El costo de confundir catarsis con debate
Es paradójico: en un país politizado, el debate es un bien escaso. Hace tiempo fue reemplazado por gritos que ocultan ideas y por la personalización de acusaciones que desnudan precariedades intelectuales. Se discute poco y mal en la Argentina, y mucho menos se llega a alguna conclusión.
En su expresión pura y dura, esa escasez rara vez es compensada en un año con dos o tres largos debates parlamentarios sobre otras tantas leyes importantes. En los contornos de la política tampoco abundan los intercambios. Donde también debiera haberlos, en el campo académico o puramente intelectual, el lugar de la interacción y la conversación fue hace tiempo reemplazado por soliloquios. Muy al estilo de la época, ocurren monólogos o intercambios entre quienes piensan o creen en lo mismo. Muy pocos cruzan las prejuiciosas fronteras que dividen el pensamiento del país. En este páramo de cruces verbales que remedan ciertas formas perdidas, hasta a los más conocedores sorprendió, el lunes pasado, la escenificación de un debate político clásico en la convención nacional del radicalismo. La UCR es el único partido que se reconoce por el sostenimiento de formas y rituales de otros tiempos -no necesariamente mejores- y que persevera en exponerlos cada tanto.
Cuatro años atrás, los radicales habían resuelto por mayoría unir su destino al de Mauricio Macri en la convención de Gualeguaychú. En Parque Norte, entre críticas y quejas, ahora resolvieron mantenerse en Cambiemos por una amplia mayoría de convencionales. Es decir, mantener la decisión partidaria de estar en alianzas encabezadas por dirigentes de otras fuerzas. Es una manera de reconocer la ausencia de líderes nacionales y de potencia política como para dirigir una oferta electoral.
El rescate de las formas añejas y tradicionales que el radicalismo expone al desdén del resto de la política supone a la vez una demostración de lo que no hay y una sobreactuación de lo que ya no se tiene.

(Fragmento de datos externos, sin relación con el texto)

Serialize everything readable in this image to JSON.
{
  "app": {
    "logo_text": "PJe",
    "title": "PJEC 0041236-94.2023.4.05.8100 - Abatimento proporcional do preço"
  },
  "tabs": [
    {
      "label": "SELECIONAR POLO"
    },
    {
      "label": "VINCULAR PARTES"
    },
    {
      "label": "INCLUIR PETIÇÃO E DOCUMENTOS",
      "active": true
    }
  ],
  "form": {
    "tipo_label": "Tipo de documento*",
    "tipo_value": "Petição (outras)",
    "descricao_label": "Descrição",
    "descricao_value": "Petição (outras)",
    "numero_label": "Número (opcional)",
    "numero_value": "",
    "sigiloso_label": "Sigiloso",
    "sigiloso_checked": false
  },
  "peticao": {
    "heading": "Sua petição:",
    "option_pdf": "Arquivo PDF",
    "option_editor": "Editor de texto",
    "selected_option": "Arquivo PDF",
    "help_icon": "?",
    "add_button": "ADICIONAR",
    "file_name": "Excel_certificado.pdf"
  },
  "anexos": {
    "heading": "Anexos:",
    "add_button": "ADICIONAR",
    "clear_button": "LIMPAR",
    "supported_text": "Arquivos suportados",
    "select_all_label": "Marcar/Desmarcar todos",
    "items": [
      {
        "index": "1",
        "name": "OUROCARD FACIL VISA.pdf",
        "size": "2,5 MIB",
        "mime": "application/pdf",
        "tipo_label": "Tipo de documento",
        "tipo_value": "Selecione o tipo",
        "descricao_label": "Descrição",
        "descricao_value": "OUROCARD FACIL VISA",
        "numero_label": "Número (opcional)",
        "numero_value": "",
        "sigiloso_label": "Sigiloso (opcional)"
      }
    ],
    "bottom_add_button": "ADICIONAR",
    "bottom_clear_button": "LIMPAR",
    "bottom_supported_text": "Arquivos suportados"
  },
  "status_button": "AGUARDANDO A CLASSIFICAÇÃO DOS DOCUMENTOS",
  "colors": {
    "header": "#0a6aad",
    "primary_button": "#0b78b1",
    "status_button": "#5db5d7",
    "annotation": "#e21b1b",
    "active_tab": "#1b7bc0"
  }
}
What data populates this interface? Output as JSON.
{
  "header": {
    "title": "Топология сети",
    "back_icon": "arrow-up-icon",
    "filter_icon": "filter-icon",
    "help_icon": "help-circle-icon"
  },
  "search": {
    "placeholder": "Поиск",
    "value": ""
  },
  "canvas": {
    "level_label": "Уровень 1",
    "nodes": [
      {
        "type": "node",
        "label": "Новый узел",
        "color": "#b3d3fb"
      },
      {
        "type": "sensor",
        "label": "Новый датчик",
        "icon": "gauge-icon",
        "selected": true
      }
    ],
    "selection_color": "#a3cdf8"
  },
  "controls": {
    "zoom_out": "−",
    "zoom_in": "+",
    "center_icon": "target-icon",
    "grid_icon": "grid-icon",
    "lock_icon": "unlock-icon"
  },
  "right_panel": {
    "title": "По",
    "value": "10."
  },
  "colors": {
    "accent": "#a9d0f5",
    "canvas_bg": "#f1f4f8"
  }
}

Ya se sabe que la Argentina tiene política casi sin partidos; aquellas formaciones se perdieron hace tiempo, en sucesivas crisis. Donde hubo alguna vez, en los dos siglos anteriores, un sistema de partidos, subsiste un esquema de dirigentes más o menos apalancados por sus posiciones en gobiernos nacionales, provinciales o municipales. Los radicales persisten en sus formas a riesgo de que se descubra que no tienen mucho más que esa escenografía. El debate en la convención fue en verdad una catarsis contra los males atribuidos a su socio, el macrismo. Ahí donde antes había sectores internos bajo algún liderazgo y con rasgos distintivos respecto del resto del partido, la UCR tiene grupos dispersos circunstancialmente armados para un fin determinado.
Sería un problema menor si se tratara del radicalismo, de cuya decadencia habla por sí mismo. Es un problema mayor porque los radicales son apenas un ejemplo de una situación extendida y generalizada. Una sociedad politizada, pero con pocos dirigentes y sin organizaciones que los contengan, es una contradicción que explica buena parte de los barquinazos y del rumbo incierto de la Argentina.